Find the slope of the path at time t = 4. Show the computations that lead to your answer.
r = <2 + 6t cos(t), (15 − t) (1 sin(t))>
x = 2 + 6tcost
dx/dt = 6cost - 6tsint <---- you did not have that
y = 15sint - tsint ,
dy/dt = 15cost - tcost - sint <---- does not match yours
slope of path
= dy/dx = (dy/dt)/(dx/dt) = (15cost - tcost - sint)/(6cost - 6tsint)
when t = 4, we get
dy/dx = (15cos4 - 4cos4 - sin4)/(6cos4 - 6sin4), set your calculator to RAD
= approx -10.4
check my arithmetic
dy/dx = (dy/dt)/(dx/dt)
Using your values, that would be
dy/dx = (−15cos(t) + t cos(t) − 1 + sin(t)) / (6 − 2sin(t))
so plug in t=4
But actually,
d/dt 2 + 6t cos(t) = 6cost - 6tsint
To find the slope of the path at time t = 4, we need to calculate the derivative dy/dx at that specific time value. The slope of the path is given by the ratio dy/dx.
The given vector function is r = <2 + 6t cos(t), (15 − t) (1 sin(t))>. We will use the derivative formulas x'(t) = 6 - 2sin(t) and y'(t) = -15cos(t) + tcos(t) - 1 + sin(t) to calculate the derivatives.

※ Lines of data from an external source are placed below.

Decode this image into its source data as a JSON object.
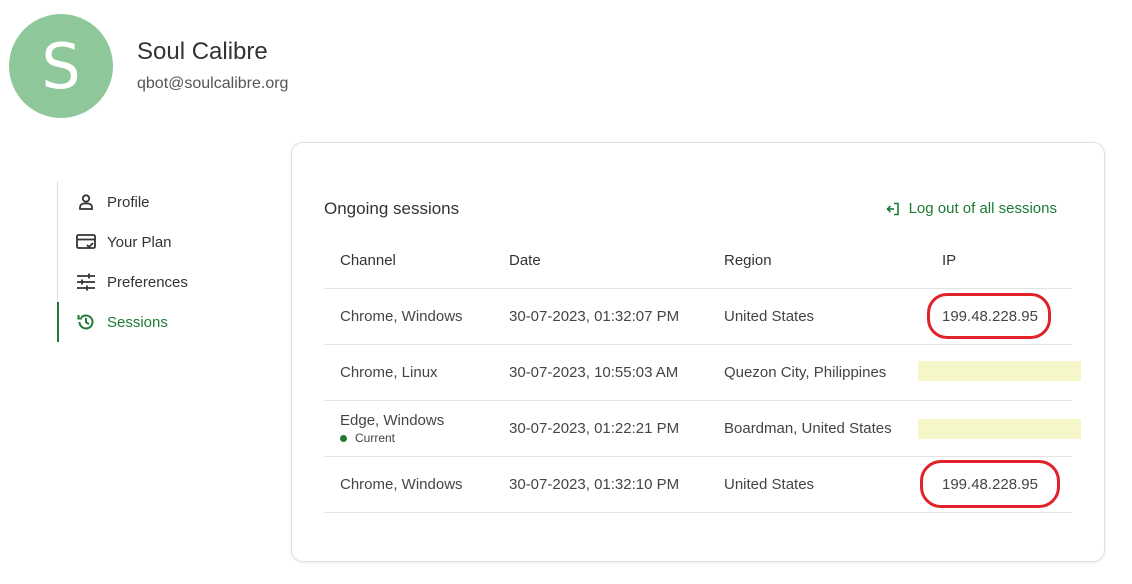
{
  "user": {
    "avatar_letter": "S",
    "name": "Soul Calibre",
    "email": "qbot@soulcalibre.org"
  },
  "sidebar": {
    "items": [
      {
        "label": "Profile",
        "icon": "person-icon",
        "active": false
      },
      {
        "label": "Your Plan",
        "icon": "credit-card-icon",
        "active": false
      },
      {
        "label": "Preferences",
        "icon": "sliders-icon",
        "active": false
      },
      {
        "label": "Sessions",
        "icon": "history-icon",
        "active": true
      }
    ]
  },
  "sessions": {
    "title": "Ongoing sessions",
    "logout_all_label": "Log out of all sessions",
    "columns": [
      "Channel",
      "Date",
      "Region",
      "IP"
    ],
    "rows": [
      {
        "channel": "Chrome, Windows",
        "current": "",
        "date": "30-07-2023, 01:32:07 PM",
        "region": "United States",
        "ip": "199.48.228.95"
      },
      {
        "channel": "Chrome, Linux",
        "current": "",
        "date": "30-07-2023, 10:55:03 AM",
        "region": "Quezon City, Philippines",
        "ip": ""
      },
      {
        "channel": "Edge, Windows",
        "current": "Current",
        "date": "30-07-2023, 01:22:21 PM",
        "region": "Boardman, United States",
        "ip": ""
      },
      {
        "channel": "Chrome, Windows",
        "current": "",
        "date": "30-07-2023, 01:32:10 PM",
        "region": "United States",
        "ip": "199.48.228.95"
      }
    ]
  },
  "colors": {
    "accent": "#1e7b34",
    "avatar": "#8ec89a",
    "annotation": "#e0232a",
    "redaction": "#f5f7c8"
  }
}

First, let's calculate x'(t) at t = 4:
x'(4) = 6 - 2sin(4)
= 6 - 2(-0.7568) (using a calculator to find sin(4) ≈ -0.7568)
= 6 + 1.5136
= 7.5136
Next, let's calculate y'(t) at t = 4:
y'(4) = -15cos(4) + 4cos(4) - 1 + sin(4)
= -15(0.6536) + 4(0.6536) - 1 + (-0.7568) (using a calculator to find cos(4) ≈ 0.6536 and sin(4) ≈ -0.7568)
= -9.804 + 2.6144 - 1 - 0.7568
= -9.9454
Now, we have both x'(4) and y'(4). We can calculate dy/dx by dividing y'(4) by x'(4):
dy/dx = y'(4) / x'(4)
= (-9.9454) / (7.5136)
≈ -1.3256
Therefore, the slope of the path at time t = 4 is approximately -1.3256.